Critique du Roman : Chroniques von Carstein: l'héritage

Avis critique rédigé par Nicolas L. le samedi 23 janvier 2010 à 1318

Naissance du royaume des morts

Hurlant à la mort, il réussit à se redresser et à la rejeter dans la boue, elle qui avait encore son épée plantée dans la gorge. Elle se débattit  follement pour extirper la lame. L’imprécation aux lèvres, il se jeta à son tour sur la femme aveugle qu’il martela de coups de poing, séduisant son pauvre visage en une bouillie informe. Et elle ne lâchait toujours pas l’épée. Fischer se redressa d’une vive poussée sur ses mollets à l’instant où deux morts-vivants de plus faisaient mine de l’empoigner…

L’Héritage est le premier tome des Chroniques von Carstein et raconte les origines et la fondation de la dynastie de vampires qui dirigera, des siècles durant, les contrées de Sylvanie. L’Héritage est également le premier roman écrit par Steven Savile pour le compte de la Black Library (trois autres ont d’ors et déjà suivi). Une première tâche qui s’avère délicate tant est grande l’importance des von Carstein dans la construction mythologique de l’univers de Warhammer. Il fallait surtout, pour Steven Savile, éviter le piège du grand guignol et de la démesure tout en faisant bien apparaître la puissance du comte vampire et de ses adeptes. Heureusement pour la qualité de la trilogie, le romancier britannique fait partie des meilleures griffes fantastiques du moment et rejoint, à mon avis, le gotha de l’équipe Black Library, en compagnie de Dan Abnett et Mike Lee.

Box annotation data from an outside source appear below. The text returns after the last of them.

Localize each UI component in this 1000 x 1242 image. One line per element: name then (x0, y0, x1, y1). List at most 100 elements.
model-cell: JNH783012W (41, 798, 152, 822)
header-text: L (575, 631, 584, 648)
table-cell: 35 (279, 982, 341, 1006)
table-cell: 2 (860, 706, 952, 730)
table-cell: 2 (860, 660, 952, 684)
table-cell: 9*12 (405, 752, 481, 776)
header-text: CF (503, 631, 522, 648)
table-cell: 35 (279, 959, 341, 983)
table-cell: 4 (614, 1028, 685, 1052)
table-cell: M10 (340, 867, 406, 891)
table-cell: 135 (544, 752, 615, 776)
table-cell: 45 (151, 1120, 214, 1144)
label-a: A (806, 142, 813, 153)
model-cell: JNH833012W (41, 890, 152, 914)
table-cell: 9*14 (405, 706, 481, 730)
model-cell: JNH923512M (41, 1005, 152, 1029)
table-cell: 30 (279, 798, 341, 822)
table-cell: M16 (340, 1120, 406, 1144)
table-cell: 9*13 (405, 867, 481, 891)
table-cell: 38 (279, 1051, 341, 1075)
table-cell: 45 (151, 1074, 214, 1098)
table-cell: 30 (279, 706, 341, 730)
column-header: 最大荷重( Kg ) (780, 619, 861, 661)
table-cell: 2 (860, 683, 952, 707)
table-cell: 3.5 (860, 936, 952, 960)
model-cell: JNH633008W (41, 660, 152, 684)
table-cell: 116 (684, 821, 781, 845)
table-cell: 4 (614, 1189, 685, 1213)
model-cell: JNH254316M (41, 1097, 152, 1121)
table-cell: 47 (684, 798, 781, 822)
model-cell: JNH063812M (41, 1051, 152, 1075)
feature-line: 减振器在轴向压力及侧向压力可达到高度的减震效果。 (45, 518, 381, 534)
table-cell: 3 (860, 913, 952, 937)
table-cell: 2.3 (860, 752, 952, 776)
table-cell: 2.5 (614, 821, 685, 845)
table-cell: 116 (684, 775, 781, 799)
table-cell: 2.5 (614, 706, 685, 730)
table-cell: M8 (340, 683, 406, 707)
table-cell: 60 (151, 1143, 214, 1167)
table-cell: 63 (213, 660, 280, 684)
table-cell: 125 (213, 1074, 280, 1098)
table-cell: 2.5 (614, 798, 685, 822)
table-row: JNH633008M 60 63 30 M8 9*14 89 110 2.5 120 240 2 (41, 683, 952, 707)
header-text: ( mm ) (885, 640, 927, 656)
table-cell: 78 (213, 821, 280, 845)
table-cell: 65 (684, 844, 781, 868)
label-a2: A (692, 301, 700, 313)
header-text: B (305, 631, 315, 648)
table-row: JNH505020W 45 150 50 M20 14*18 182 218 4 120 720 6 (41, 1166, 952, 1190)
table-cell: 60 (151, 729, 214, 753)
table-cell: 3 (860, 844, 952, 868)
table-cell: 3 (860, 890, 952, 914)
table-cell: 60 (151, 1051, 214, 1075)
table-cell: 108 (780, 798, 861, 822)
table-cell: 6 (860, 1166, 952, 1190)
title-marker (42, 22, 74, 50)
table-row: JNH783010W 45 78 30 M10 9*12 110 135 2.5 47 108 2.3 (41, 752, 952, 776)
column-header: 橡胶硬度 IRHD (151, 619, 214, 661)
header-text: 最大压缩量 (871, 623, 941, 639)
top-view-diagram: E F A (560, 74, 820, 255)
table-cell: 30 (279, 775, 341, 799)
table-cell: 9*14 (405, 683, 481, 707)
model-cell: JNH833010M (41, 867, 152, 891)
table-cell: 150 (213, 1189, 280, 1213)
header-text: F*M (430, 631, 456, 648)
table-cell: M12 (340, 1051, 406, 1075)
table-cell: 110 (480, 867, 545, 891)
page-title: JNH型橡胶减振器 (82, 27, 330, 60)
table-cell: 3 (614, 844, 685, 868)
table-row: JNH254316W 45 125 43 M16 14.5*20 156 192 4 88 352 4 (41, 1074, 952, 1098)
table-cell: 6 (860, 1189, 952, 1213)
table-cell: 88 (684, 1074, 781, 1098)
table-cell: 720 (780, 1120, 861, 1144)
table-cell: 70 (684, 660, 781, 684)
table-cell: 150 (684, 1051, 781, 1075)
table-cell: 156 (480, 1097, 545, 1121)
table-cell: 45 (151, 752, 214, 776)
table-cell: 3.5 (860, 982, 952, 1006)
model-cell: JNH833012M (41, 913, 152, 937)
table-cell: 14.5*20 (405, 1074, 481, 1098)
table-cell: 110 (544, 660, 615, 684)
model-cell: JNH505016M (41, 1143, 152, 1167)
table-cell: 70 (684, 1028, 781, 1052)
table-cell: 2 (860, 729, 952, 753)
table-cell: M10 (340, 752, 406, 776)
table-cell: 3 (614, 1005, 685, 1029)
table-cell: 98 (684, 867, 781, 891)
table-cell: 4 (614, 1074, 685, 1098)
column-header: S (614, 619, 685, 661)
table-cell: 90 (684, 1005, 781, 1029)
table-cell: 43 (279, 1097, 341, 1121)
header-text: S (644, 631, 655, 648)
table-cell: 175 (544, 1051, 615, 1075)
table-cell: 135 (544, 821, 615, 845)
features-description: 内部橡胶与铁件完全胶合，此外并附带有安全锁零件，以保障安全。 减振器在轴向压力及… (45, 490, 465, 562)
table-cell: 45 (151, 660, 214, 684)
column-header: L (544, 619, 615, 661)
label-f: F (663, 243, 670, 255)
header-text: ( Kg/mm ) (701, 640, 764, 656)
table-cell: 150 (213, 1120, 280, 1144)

Avec ses chapitres structurés en mémorial calendaire, L’Héritage débute l’an 1797 pour s’achever en l’an 2051. Un demi-siècle d’histoire qui narre la prise de pouvoir du comte Vlad von Carstein, son ascension et la transformation de la Sylvanie en une province peuplée de créatures mortes vivantes, pour s’achever avec la défaite de la bataille d’Altdorf et la mort du comte  vampire. Ainsi, d’une plume étonnamment classieuse - pour un récit de la gamme Warhammer, qui emploie en général des auteurs au style plus direct – Steven Savile nous présente les principaux personnages de la dynastie ; le comte bien entendu mais aussi la belle et cruelle Isabella, son épouse, et ses lieutenants Jon Skellan et Jerek von Carstein, deux individus aux tragiques destinées (on les découvre avant et après leur vampirisation). On y rencontre aussi les adversaires du comte vampire, comme le prêtre de Sigmar, devenu héros sur les murailles d’Altdorf : le grand theogoniste Wilhelm III. Sans oublier les petits électrons qui, sans le vouloir, ont eu leur influence sur le déroulement de l’Histoire du Vieux Monde (le voleur Felix Mann).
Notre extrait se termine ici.